Consistent with previous studies [6, 7], gender differences were not significant in the overall prevalence and severity of NPI symptoms in our study. With respect to individual symptoms, some previous studies suggested there were sex differences in apathy [6], delusions [7], and anxiety [8] in AD. However, before stratified analysis according to ApoE ε4 status, no sex differences were found in this study. The discrepancies of these results were probably attributed to different study subjects and approaches. The demographics of subjects, including ethnicity and age, may influence the onset of neuropsychiatric symptoms [7]. The differences in dementia severities of participants may also cause the inconsistencies between studies [8]. Furthermore, the different instruments used to evaluate neuropsychiatric symptoms, other than NPI [6], may also partially explain the diverse results.

The underlying pathophysiological mechanisms of neuropsychiatric symptoms of AD are still not completely clear. However, increasing evidence has suggested that some pathological or neuroimaging biomarkers of AD were associated with neuropsychiatric disorders. Interestingly, it was also suggested that there was an interaction between sex and ApoE ε4 status on these biomarkers of AD. In pathological and CSF biomarkers, tau phosphorylation had been reported to be accelerated in AD with psychosis [20], and the increase of CSF concentration of amyloid β protein (Aβ) was related to the presence of agitation and irritability [21]. Correspondingly, females with ApoE ε4 allele were found to have greater Aβ and neurofibrillary tangle in autopsy cases [22] and higher CSF levels of tau in healthy elderly adults [23]. In terms of neuroimaging biomarkers, it was reported that the atrophy of hippocampal region was associated with agitation and aggression in AD [24], and the amygdala atrophy, which was comparable to hippocampal atrophy, was potentially related to irritability [25]. Meantime, previous studies have showed that the presence of ApoE ε4 allele was associated with smaller hippocampal volumes in women than in men in mild cognitive impairment (MCI) and AD [26]. Psychological symptoms in AD were also associated with white matter hyperintensities (WMH), and the disinhibition symptom was related to lower WMH volume [27]. Interestingly, female ApoE ε4 carriers had significantly reduction of white matter integrity of the tract connecting the hippocampus [28]. In addition, compared to females without ApoE ε4 and male carriers, females with ApoE ε4 allele had significantly reduced default mode connectivity [23], which was associated with neuropsychiatric disorders and reduced in AD patients [29, 30]. All these lines of evidence suggested that ApoE ε4 allele may have important modifying effects on gender-specific manifestations of neuropsychiatric symptoms.

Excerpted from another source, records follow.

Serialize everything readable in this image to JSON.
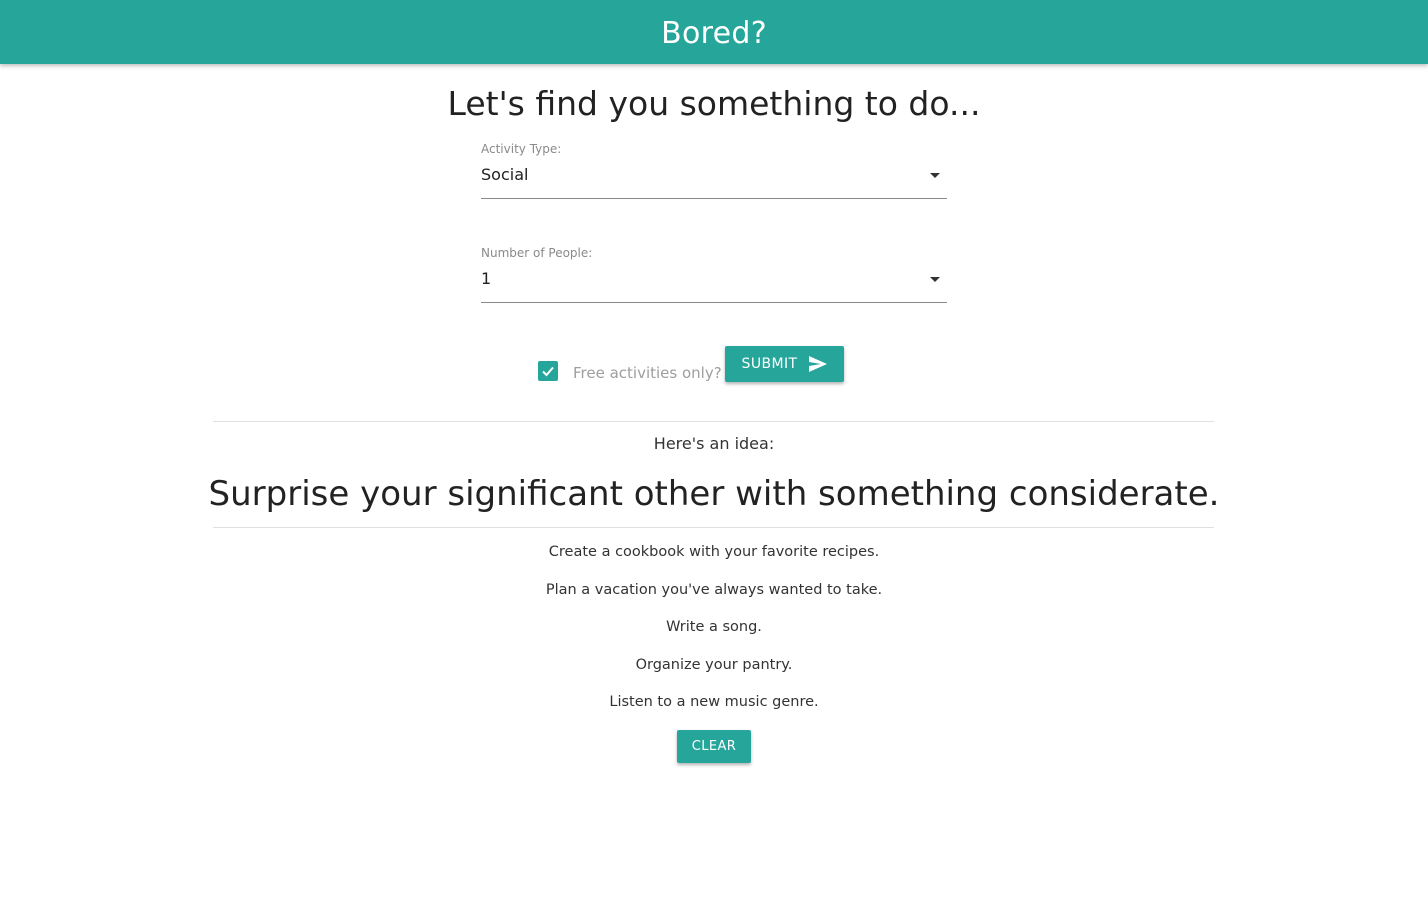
{
  "header": {
    "title": "Bored?"
  },
  "main": {
    "heading": "Let's find you something to do...",
    "activity_type": {
      "label": "Activity Type:",
      "value": "Social"
    },
    "participants": {
      "label": "Number of People:",
      "value": "1"
    },
    "free_only": {
      "label": "Free activities only?",
      "checked": true
    },
    "submit_label": "Submit"
  },
  "result": {
    "label": "Here's an idea:",
    "idea": "Surprise your significant other with something considerate."
  },
  "history": [
    "Create a cookbook with your favorite recipes.",
    "Plan a vacation you've always wanted to take.",
    "Write a song.",
    "Organize your pantry.",
    "Listen to a new music genre."
  ],
  "clear_label": "Clear",
  "colors": {
    "accent": "#26a69a"
  },
  "icons": {
    "select_caret": "arrow-drop-down-icon",
    "checkbox": "check-icon",
    "submit": "send-icon"
  }
}
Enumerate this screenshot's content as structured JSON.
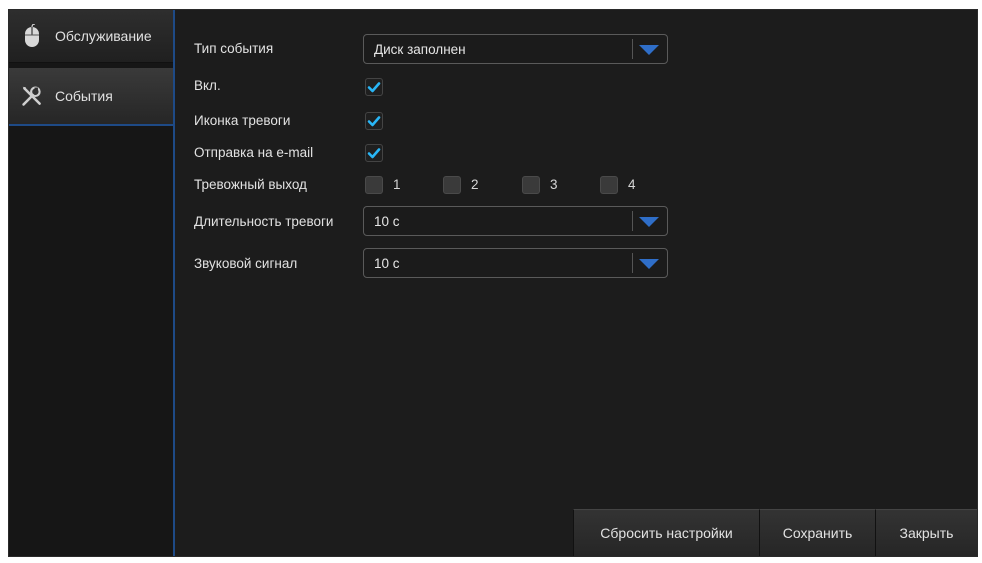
{
  "sidebar": {
    "items": [
      {
        "label": "Обслуживание",
        "icon": "mouse-icon"
      },
      {
        "label": "События",
        "icon": "tools-icon"
      }
    ]
  },
  "form": {
    "event_type": {
      "label": "Тип события",
      "value": "Диск заполнен"
    },
    "enabled": {
      "label": "Вкл.",
      "checked": true
    },
    "alarm_icon": {
      "label": "Иконка тревоги",
      "checked": true
    },
    "email": {
      "label": "Отправка на e-mail",
      "checked": true
    },
    "alarm_output": {
      "label": "Тревожный выход",
      "options": [
        {
          "label": "1",
          "checked": false
        },
        {
          "label": "2",
          "checked": false
        },
        {
          "label": "3",
          "checked": false
        },
        {
          "label": "4",
          "checked": false
        }
      ]
    },
    "alarm_duration": {
      "label": "Длительность тревоги",
      "value": "10 с"
    },
    "buzzer": {
      "label": "Звуковой сигнал",
      "value": "10 с"
    }
  },
  "buttons": {
    "reset": "Сбросить настройки",
    "save": "Сохранить",
    "close": "Закрыть"
  },
  "colors": {
    "accent": "#2f6ec8",
    "check": "#29b6f6",
    "background": "#1c1c1c"
  }
}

There are some limitations in our study. Our subjects were chosen from neurology outpatients and therefore were not representative of the general population, though our study results might be of value in clinical setting. Furthermore, although the NPI we used is a validated and widely used instrument, it relies on the information from caregivers instead of patients.

5. Conclusions

This study supported the modifying effect of ApoE ε4 status on sex differences in neuropsychiatric symptoms of AD, and this modifying effect was pronounced in moderate to severe stage of AD. The interaction between sex and ApoE ε4 status should be considered in further studies on neuropsychiatric symptoms of AD.